Your still dating with positivity. Your kids feel safe. Your marriage is still standing. Your people are still your people. That’s not failure or inadequacy. That’s not “fine.” That’s remarkable and it’s time you believed it.
What Doesn’t Need Fixing
You should see how well you are doing despite what the professionals say you should be doing differently. You’re so busy measuring yourself against the expert version, so focused on the gap between where you are and where the advice says you should be, that you miss how great you’re doing. You keep seeing “proof” that you’re failing and missing the proof that you’re already enough.
You cannot grow when feeling like a failure. It doesn’t work. A person who believes they’re getting everything wrong doesn’t wake up energized to make changes. They wake up tired. Defeated before the day even begins.
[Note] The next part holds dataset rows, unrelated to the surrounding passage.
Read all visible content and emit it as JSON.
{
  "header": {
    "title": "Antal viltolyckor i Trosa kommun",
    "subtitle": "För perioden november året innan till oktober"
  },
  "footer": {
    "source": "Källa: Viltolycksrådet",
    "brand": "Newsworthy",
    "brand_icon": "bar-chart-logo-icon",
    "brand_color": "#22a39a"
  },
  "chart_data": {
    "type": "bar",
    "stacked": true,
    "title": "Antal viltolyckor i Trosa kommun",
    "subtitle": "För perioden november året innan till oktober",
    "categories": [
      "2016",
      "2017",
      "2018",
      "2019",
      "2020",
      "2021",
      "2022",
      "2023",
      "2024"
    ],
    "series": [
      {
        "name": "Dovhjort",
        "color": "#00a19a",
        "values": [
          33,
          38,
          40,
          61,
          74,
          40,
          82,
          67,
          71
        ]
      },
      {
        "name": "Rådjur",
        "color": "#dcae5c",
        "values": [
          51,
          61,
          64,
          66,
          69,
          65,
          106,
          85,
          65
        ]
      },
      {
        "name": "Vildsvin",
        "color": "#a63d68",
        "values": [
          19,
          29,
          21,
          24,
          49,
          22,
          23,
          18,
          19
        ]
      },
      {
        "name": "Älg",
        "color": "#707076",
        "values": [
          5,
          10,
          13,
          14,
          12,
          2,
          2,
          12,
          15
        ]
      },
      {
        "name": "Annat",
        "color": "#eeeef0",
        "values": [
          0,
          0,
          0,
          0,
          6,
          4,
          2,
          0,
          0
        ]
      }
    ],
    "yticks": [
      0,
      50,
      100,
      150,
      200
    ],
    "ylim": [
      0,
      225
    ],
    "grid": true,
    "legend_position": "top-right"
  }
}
What makes growth possible is believing you have something to work with. That you’re not starting with a blank slate or a list of failures. You need to feel that some things — many things — are already working.
The self-help world gives you two categories. Less Of and More Of. What to stop doing and what to start. It’s always about changing something. Always looking for what’s broken and what needs to be fixed. But no one ever tells you what to leave alone. No one says: This thing you’re doing? Keep doing it. It’s working.
Same Of. That’s the third category. There’s a lot in your life that doesn’t need fixing. A lot that’s working. Stuff you’ve held together, shown up for, kept going, day after day, without anyone giving you a gold star or saying to you, “Hey, you’re doing great.” But you are. You just don’t see it.
You are not a failure.
You are not inadequate.
You are awesome.
A Better Place to Grow From
The truth is the books aren’t the enemy. The podcasts aren’t the problem. The problem is absorbing them from a place of “I’m not enough.” You can’t grow from “I’m failing at everything.” That’s not a starting point. That’s a dead end. But “some things are working, and now I can build on them”? That’s where growth begins. That’s where change becomes possible.
Yes, you should look at what you need to do less of. Look at what you need to do more of. But don’t skip over same of. That’s where your gold is.
For once, stop looking at everything you’re not. Look at everything you are.
All those books are still on my shelf, and I’ll probably keep buying more, but I stopped treating them like a mirror of everything I’m getting wrong and started letting them inspire instead of intimidate. I know that I’m a good mother, wife, friend, sister, and daughter.
It’s not the “perfect” textbook version. It’s the realistic version. And that version is pretty great.